The intention was to make it settable on startup only. Unfortunately when I tried that it blew up on me. It seems that the getting of custom settings happens too late for that to work. I recall posting a message to -hackers asking for some help on that, but got no response, so I just made it PGC_USERSET so I could make some progress.

The scope of "use strict" is from the declaration down to the end of the enclosing block, file, or eval.

The biggest problem is that "use" is in fact a forbidden operation in trusted plperl.

If you wanted a simpler (and in a way more perlish) way of enabling this, we could abandon the GUC var altogether and load the strict module unconditionally. Then each user function could turn on strict mode at their choice by calling "strict->import();", possibly in a BEGIN block (plperlu functions could just have "use strict;").

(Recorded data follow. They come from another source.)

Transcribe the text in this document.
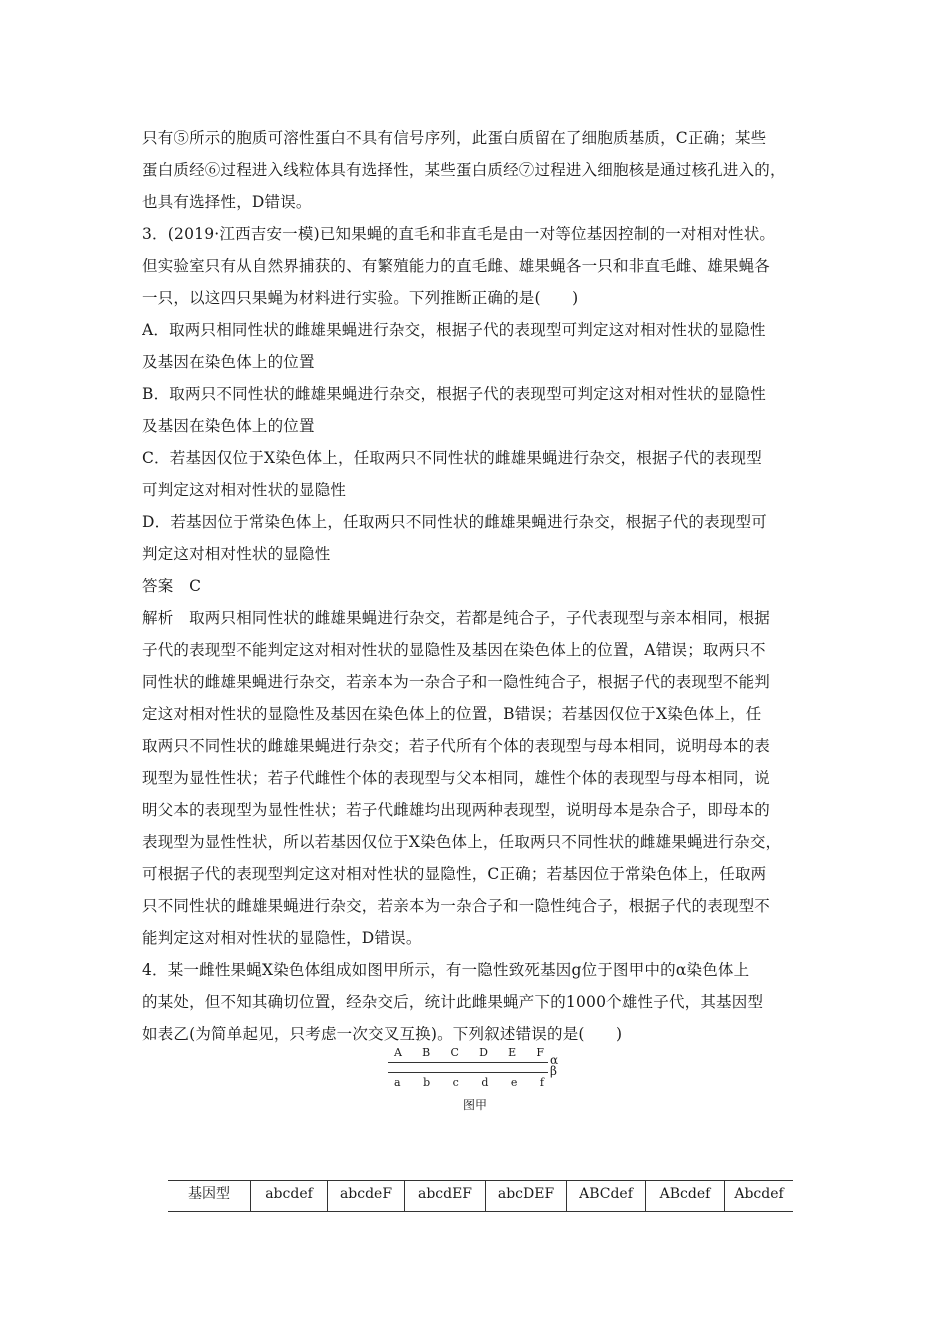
只有⑤所示的胞质可溶性蛋白不具有信号序列，此蛋白质留在了细胞质基质，C正确；某些
蛋白质经⑥过程进入线粒体具有选择性，某些蛋白质经⑦过程进入细胞核是通过核孔进入的，
也具有选择性，D错误。
3．(2019·江西吉安一模)已知果蝇的直毛和非直毛是由一对等位基因控制的一对相对性状。
但实验室只有从自然界捕获的、有繁殖能力的直毛雌、雄果蝇各一只和非直毛雌、雄果蝇各
一只，以这四只果蝇为材料进行实验。下列推断正确的是(　　)
A．取两只相同性状的雌雄果蝇进行杂交，根据子代的表现型可判定这对相对性状的显隐性
及基因在染色体上的位置
B．取两只不同性状的雌雄果蝇进行杂交，根据子代的表现型可判定这对相对性状的显隐性
及基因在染色体上的位置
C．若基因仅位于X染色体上，任取两只不同性状的雌雄果蝇进行杂交，根据子代的表现型
可判定这对相对性状的显隐性
D．若基因位于常染色体上，任取两只不同性状的雌雄果蝇进行杂交，根据子代的表现型可
判定这对相对性状的显隐性
答案　C
解析　取两只相同性状的雌雄果蝇进行杂交，若都是纯合子，子代表现型与亲本相同，根据
子代的表现型不能判定这对相对性状的显隐性及基因在染色体上的位置，A错误；取两只不
同性状的雌雄果蝇进行杂交，若亲本为一杂合子和一隐性纯合子，根据子代的表现型不能判
定这对相对性状的显隐性及基因在染色体上的位置，B错误；若基因仅位于X染色体上，任
取两只不同性状的雌雄果蝇进行杂交；若子代所有个体的表现型与母本相同，说明母本的表
现型为显性性状；若子代雌性个体的表现型与父本相同，雄性个体的表现型与母本相同，说
明父本的表现型为显性性状；若子代雌雄均出现两种表现型，说明母本是杂合子，即母本的
表现型为显性性状，所以若基因仅位于X染色体上，任取两只不同性状的雌雄果蝇进行杂交，
可根据子代的表现型判定这对相对性状的显隐性，C正确；若基因位于常染色体上，任取两
只不同性状的雌雄果蝇进行杂交，若亲本为一杂合子和一隐性纯合子，根据子代的表现型不
能判定这对相对性状的显隐性，D错误。
4．某一雌性果蝇X染色体组成如图甲所示，有一隐性致死基因g位于图甲中的α染色体上
的某处，但不知其确切位置，经杂交后，统计此雌果蝇产下的1000个雄性子代，其基因型
如表乙(为简单起见，只考虑一次交叉互换)。下列叙述错误的是(　　)
A B C D E F
α
β
a b c d e f
图甲
基因型	abcdef	abcdeF	abcdEF	abcDEF	ABCdef	ABcdef	Abcdef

Every perl module whose author wants strict mode (and they all should) has to carry such a declaration, so in a sense we'd just be doing what perl itself does, and by trying to provide a global switch we're being unperlish. Of course, many people regret that strict mode was not (mainly so that millions of lines of legacy code didn't break) made the default in perl5. :-) I know of one ardent plperl advocate at least who would be highly disappointed if we followed this course. We'd still have made an advance, because in 8.0 you can't turn on strict mode at all in trusted plperl.

Of course, we're getting close to Beta, but if you're happy redesigning things at this stage, we should be able to wrap it up fairly quickly - it's hardly huge.